There were not a lot of things he was able to recover as his castle burned to the ground. They were able to save the horses, most of the animals that lingered around the courtyard, some of his study items—which he had transferred to a shed by the fence when the fire had reached his room—and just a few other things he did not see himself needing. But the look on Lady Blythe’s face made everything worth it.

“Oi!” he called to one of the men carrying what looked like a specially designed table into the castle—although he was doing it recklessly. “Did ye nae learn to carry a proper table in yer village? Ye lift from the bottom.”

The man, who couldn’t be older than five-and-twenty, looked up at him, a nervous expression on his face. “The bottom is charred, M’Laird.”

“Find something or someone to aid ye, then. That table holds a lot of importance. I would hate to see it perish. Or ye with it.”

Evander could tell that his words sent a shiver down the man’s spine because he unclasped his hands from the top and walked away, his eyes peeled for someone to help him, as was ordered.

Out of the corner of his eye, he caught Lady Blythe making her way out of the courtyard and away from the large fence that surrounded the castle.

Where was she going? She had no place to go, that much was obvious. Or was she conning him? Did she have a plan to get him thrown away before he could even settle in?

He dismissed those thoughts almost as soon as they had come.

If there was anything he had learned so far about Keira Elliot—he knew her name thanks to his man-at-arms—it was that she remained firm and steady in what she believed in.

She had sounded incredibly sincere as well, so if there truly was anything she was hiding from him, one way or another, he would find out.

He let himself wonder again where she could possibly be going as she disappeared into the distance. Was she heading to speak with her servants?

From the distance, she looked rather ethereal. Her dress fluttered gently in the breeze, and the sun illuminated the parts that further accentuated her curves.

“M’Laird?” Rory’s voice snapped him out of his reverie.

Evander turned around.
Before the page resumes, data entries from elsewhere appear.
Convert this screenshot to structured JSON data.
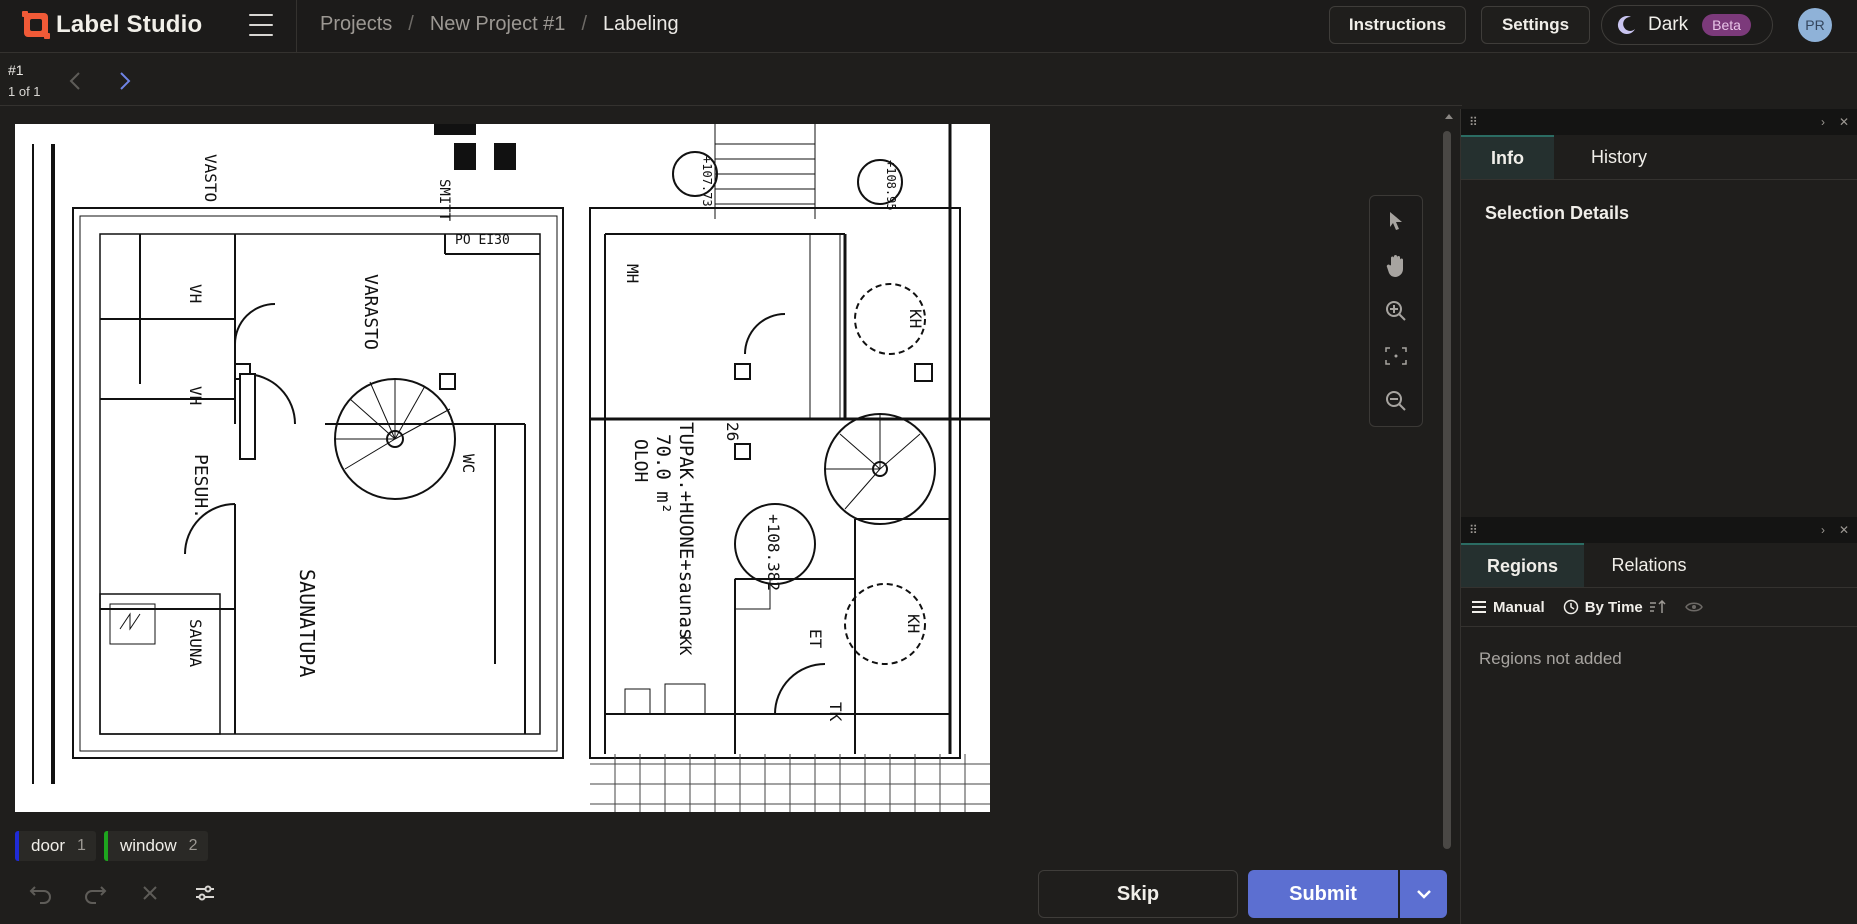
{
  "app": {
    "name": "Label Studio"
  },
  "breadcrumb": {
    "items": [
      "Projects",
      "New Project #1",
      "Labeling"
    ],
    "separator": "/"
  },
  "header": {
    "instructions_label": "Instructions",
    "settings_label": "Settings",
    "theme_label": "Dark",
    "beta_label": "Beta",
    "avatar_initials": "PR"
  },
  "task": {
    "id_label": "#1",
    "count_label": "1 of 1"
  },
  "labels": [
    {
      "name": "door",
      "count": "1",
      "color": "#1f2bd6"
    },
    {
      "name": "window",
      "count": "2",
      "color": "#1ea51e"
    }
  ],
  "actions": {
    "skip_label": "Skip",
    "submit_label": "Submit"
  },
  "info_panel": {
    "tabs": [
      "Info",
      "History"
    ],
    "title": "Selection Details"
  },
  "regions_panel": {
    "tabs": [
      "Regions",
      "Relations"
    ],
    "manual_label": "Manual",
    "sort_label": "By Time",
    "empty_text": "Regions not added"
  },
  "floorplan": {
    "room_labels": [
      "VARASTO",
      "PO EI30",
      "VH",
      "VH",
      "WC",
      "PESUH.",
      "SAUNATUPA",
      "SAUNA",
      "MH",
      "KH",
      "26",
      "TUPAK.+HUONE+saunas",
      "KK",
      "70.0 m²",
      "OLOH",
      "+108.382",
      "ET",
      "KH",
      "TK",
      "+107.73",
      "+108.95",
      "VASTO",
      "SMITT"
    ]
  },
  "colors": {
    "accent": "#5c6fd1",
    "background": "#1f1e1c",
    "logo": "#f05a37"
  }
}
His man-at-arms stood before him, his arms wrapped around a giant, recognizable trunk. His own. At least the only trunk he was able to save from the fire before the castle got razed to the ground.

“Where is this going?”

Rory shifted his weight from one foot to another. “I was going to ask ye that. I talked to the maids, and they said that Lady Blythe had indeed prepared a spare room. Would ye be open to?—”

“A spare room?” Evander cut him off, furrowing his brow.

“Aye, M’Laird.”

“Rory, a spare room is usually reserved for visitors or people who dinnae plan to stay long in a castle, am I right?”